Tuesday, 12 July 2016: 10:57
Location: Hörsaal 4C G (Neues Institutsgebäude (NIG))
Oral Presentation
Patrick BROWN, University of Amsterdam, Netherlands
Nicola GALE, Health Services Management Centre, School of Social Policy, University of Birmingham, Birmingham, United Kingdom
The handling of uncertainty is in many ways defining of professional power and of experiences of professional work. In health and social care, the proliferation of political drives for evidence-based (population-level and preventative) approaches to handling uncertain health futures via ‘risk’ has  resulted in changing roles for existing healthcare professionals and an increase in new types of workers (lay, peer, and para-professionals) tasked with intervening in ‘at risk’ or ‘risky’ communities and individuals. The literature has, to date, focused on organisational processes, accountability structures and the impact of risk knowledge on the experiences of patients, service-users and publics.

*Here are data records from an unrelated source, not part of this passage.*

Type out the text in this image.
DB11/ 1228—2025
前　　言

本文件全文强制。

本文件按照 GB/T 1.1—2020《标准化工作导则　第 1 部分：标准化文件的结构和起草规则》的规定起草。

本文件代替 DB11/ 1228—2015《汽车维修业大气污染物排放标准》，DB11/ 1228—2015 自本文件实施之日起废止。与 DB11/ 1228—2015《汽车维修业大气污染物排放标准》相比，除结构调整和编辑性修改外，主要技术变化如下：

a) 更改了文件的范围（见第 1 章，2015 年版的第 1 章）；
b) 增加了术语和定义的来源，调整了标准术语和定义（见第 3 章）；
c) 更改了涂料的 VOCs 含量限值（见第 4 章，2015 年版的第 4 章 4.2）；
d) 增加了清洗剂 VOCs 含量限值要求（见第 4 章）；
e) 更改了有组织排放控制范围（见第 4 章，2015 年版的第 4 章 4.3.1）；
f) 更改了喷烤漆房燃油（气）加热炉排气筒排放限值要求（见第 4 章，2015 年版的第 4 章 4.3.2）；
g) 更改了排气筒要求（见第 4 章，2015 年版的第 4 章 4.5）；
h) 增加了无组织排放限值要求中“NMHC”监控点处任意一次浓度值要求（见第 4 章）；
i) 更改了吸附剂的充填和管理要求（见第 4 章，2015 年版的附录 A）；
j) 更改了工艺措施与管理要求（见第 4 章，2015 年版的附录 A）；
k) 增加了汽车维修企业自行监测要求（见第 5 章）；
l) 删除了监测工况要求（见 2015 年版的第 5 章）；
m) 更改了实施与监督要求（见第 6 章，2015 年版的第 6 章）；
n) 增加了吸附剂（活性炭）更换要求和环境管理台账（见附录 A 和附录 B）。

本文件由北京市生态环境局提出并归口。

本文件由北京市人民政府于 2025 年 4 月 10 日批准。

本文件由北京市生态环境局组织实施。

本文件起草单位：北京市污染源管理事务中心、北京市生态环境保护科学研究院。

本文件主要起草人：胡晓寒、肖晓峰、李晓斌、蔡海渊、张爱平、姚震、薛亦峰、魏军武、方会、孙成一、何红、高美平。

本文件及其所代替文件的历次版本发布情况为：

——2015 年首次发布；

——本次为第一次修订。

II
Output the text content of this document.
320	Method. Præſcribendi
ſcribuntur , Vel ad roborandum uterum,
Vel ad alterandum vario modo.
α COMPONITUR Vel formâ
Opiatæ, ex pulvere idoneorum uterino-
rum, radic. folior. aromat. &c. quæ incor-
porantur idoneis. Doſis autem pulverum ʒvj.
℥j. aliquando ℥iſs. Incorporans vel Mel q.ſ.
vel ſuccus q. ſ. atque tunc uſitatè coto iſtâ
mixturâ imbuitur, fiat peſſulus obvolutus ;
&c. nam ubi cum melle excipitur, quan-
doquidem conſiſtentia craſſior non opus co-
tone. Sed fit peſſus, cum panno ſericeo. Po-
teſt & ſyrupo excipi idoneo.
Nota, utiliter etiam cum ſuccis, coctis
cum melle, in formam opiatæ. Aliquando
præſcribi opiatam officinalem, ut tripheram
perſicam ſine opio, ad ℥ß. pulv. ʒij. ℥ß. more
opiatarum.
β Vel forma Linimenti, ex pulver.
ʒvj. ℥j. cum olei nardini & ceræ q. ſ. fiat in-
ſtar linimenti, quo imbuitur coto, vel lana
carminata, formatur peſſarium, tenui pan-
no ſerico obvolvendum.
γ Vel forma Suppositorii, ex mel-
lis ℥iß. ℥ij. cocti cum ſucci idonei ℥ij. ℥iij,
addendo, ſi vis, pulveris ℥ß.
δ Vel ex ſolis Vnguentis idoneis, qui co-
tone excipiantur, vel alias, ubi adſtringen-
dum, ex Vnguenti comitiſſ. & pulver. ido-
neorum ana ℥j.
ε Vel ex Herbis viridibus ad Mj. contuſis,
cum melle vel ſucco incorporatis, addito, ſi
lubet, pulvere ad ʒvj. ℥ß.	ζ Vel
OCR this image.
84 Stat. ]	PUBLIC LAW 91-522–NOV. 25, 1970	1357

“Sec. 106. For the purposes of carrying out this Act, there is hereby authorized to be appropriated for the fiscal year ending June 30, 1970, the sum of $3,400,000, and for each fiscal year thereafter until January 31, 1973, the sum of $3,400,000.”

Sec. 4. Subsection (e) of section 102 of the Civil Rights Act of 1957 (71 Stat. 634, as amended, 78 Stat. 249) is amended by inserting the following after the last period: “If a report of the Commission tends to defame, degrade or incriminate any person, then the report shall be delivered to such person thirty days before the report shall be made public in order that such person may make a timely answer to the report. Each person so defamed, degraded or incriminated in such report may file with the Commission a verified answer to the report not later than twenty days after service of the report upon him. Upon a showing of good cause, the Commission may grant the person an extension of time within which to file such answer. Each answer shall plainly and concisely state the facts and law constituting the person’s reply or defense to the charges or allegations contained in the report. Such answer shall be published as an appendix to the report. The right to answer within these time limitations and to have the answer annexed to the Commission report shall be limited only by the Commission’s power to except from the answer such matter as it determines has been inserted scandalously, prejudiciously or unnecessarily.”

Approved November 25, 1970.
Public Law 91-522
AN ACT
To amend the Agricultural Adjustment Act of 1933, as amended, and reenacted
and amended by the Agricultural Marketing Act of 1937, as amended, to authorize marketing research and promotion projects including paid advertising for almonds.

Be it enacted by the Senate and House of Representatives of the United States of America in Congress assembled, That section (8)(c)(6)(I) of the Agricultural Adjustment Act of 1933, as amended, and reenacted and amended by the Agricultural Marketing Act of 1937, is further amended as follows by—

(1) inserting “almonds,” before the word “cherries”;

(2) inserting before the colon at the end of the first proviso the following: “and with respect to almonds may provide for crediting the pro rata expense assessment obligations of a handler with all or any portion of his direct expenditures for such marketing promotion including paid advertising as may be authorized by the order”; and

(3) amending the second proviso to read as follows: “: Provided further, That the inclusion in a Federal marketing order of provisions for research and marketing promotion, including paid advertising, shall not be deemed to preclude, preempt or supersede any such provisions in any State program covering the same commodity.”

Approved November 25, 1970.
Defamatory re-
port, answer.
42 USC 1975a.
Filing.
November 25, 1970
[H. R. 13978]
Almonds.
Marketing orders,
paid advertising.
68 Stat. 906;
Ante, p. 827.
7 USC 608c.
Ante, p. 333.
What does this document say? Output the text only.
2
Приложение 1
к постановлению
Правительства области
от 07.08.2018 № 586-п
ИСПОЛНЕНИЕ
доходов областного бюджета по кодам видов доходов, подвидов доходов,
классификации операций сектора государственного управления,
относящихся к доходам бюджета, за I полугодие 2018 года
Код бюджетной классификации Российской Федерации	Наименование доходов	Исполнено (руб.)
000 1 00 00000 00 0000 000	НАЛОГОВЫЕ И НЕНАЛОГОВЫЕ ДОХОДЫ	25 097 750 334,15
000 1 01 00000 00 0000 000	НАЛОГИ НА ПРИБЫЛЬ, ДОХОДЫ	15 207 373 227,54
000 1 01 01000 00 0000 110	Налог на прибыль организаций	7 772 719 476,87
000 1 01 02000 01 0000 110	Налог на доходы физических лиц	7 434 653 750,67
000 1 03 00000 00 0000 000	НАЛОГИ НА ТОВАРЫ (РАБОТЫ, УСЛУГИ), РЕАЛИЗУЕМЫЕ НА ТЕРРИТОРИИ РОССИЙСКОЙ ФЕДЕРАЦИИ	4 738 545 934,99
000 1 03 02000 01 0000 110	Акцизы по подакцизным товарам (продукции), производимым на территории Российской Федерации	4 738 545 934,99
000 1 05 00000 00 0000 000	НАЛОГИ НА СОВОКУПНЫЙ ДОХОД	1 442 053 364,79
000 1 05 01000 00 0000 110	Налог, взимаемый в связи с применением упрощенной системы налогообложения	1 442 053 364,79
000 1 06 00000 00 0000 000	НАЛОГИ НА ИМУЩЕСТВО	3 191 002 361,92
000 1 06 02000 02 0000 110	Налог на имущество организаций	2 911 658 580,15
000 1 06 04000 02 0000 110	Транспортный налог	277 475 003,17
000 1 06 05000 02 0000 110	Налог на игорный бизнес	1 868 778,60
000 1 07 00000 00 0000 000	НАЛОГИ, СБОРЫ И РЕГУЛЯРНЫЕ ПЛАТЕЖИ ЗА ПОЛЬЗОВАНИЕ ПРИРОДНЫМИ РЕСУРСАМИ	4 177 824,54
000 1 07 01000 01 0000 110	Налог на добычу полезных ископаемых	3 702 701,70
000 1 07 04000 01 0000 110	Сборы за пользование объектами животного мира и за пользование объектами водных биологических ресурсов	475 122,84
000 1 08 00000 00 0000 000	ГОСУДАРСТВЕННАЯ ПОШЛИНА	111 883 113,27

More neglected, however, are the experiences of professionals and other health workers within these new approaches to healthcare and how they make sense of and practically accomplish the various forms of ‘risk work’ required of them. Located at the intersection of sociological studies of professions, work, risk and health, this paper develops a theoretical framework which will inform future research into risk work in various settings. Forms of risk work in health care vary – for example, screening and risk assessment, health promotion and education, and community outreach work– yet certain common experiences and related tensions are apparent: a) interpreting and applying probabilistic knowledge based on tendencies across populations within the contexts of individual cases; b) conveying this interpretation of risk to patients/public or colleagues amidst the moral consequences of such judgements; c) building rapport or relationship with patients/public which is vital for, and yet challenged by, ongoing assessments and/or communication of risk. Located within post-phenomenological scholarship, our framework focuses on how these tensions are practically negotiated, and the nature of the embodied, lived experiences of these tensions in everyday work. Recently collected pilot data drawn from risk work practiced in contrasting settings are drawn on in informing and illustrating our framework.